Three opinions today -- one conviction affirmed, one reversed, and one set of opinions on denial of rehearing en banc.
United States v. Salman, No. 14-10204 (Rakoff (DJ, SDNY) with Christen and Waford) --- The Ninth Circuit affirmed convictions for security fraud and conspiracy to commit securities fraud (commonly known as "insider trading"), holding that the government need not prove that the defendant knew that a recipient of inside information (a "tippee") would "personally benefit" from that information. The court declined to adopt the defendant's reading of the Second Circuit's decision in United States v. Newman, 773 F.3d 438 (2d Cir. 2014), holding instead that this case was governed by a decision of the Supreme Court and not by the facts presented in Newman.
For appellate practitioners -- note that the court reached the issue in this case notwithstanding the fact that it was not made until the reply brief. Newman was decided after the opening brief was filed, and both parties had an opportunity to discuss the Newman case at oral argument, so the government wasn't prejudiced from the timing of Newman.
The decision is here:
United States v. Guzman-Ibarez, No. 14-50142 (Fernandez with Bea; Fisher concurring and dissenting) --- The defendant in this case had been convicted of robbery and sentenced to four years in a California state prison.
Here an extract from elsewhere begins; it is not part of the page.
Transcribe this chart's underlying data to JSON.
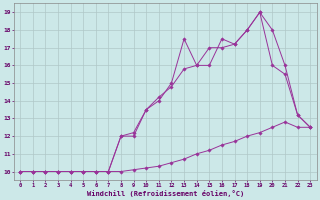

In 1995, when his deportation proceedings began, he had not committed an aggravated felony, and thus was eligible for discretionary relief from deportation. Because the defendant in this case was eligible for relief from deportation, but the immigration judge did not advise him that he was eligible for such relief, the Ninth Circuit held that his removal proceedings were fundamentally unfair. The district court hadn't addressed prejudice, however, and so the court remanded the case to let the district court consider that aspect of the collateral attack on the underlying removal order, see 8 U.S.C. § 1326(d), in the first instance.
However, because the defendant was not granted legal permanent resident status at the time of entry, he was not eligible for hardship relief from the removal order. Judge Fisher disagreed, because he believed that an alien who is plausibly eligible for LPR status at the time of admission and is later granted LPR status is eligible for hardship relief from deportation.
Today's words of the day are peregrine, vilipend, and praxis.
Congratulations to Deputy Federal Public Defender James Locklin of the Central District of California.
The decision is here:
United States v. Bryant, No. 12-30177 (order denying rehearing en banc; opinions by Paez, Owens, and O'Scannlain) --- Judge Paez wrote the opinion for the three-judge panel in this case, holding that a charge may not be brought for domestic assault by a habitual offender under 18 U.S.C. § 117(a) when the charge is based on tribal-court convictions that did not comply with the Sixth Amendment. That holding, Judge Paez explained in his concurral opinion, flows from United States v. Ant, 882 F.2d 1389 (9th Cir. 1989), which protects the "Sixth Amendment's core interest in reliability" of prior convictions that are used as elements of a crime.
Judge Owens characterized the defendant as someone who "likes to beat women" but had repeatedly received no more than a "slap on the wrist" for doing so -- one of the defendant's prior tribal-court sentences was for a year in jail. Complaining that the convictions are still valid even if the sentence is not, see Alabama v. Shelton, 535 U.S. 654 (2002), Judge Owens lamented that the panel's opinion "wiped" § 117(a) "off the books." "The result is to cut the Navajo Nation in half when it comes to combating this plague [of domestic violence in Indian country], as the border between the Ninth and Tenth Circuits divides its land. The Michael Bryants in Utah and New Mexico face the music of § 117(a), while the Bryants in Arizona play musical chairs, moving from one brutal beating to the next with virtual impunity."
Judge O'Scannlain agrees with Judge Owens, and explained why he believed Ant was incorrectly decided and should be revisited.
There is now a clear split between the Ninth Circuit (on the one hand) and the Eighth and Tenth Circuits (on the other). Is a cert grant on the horizon in this case?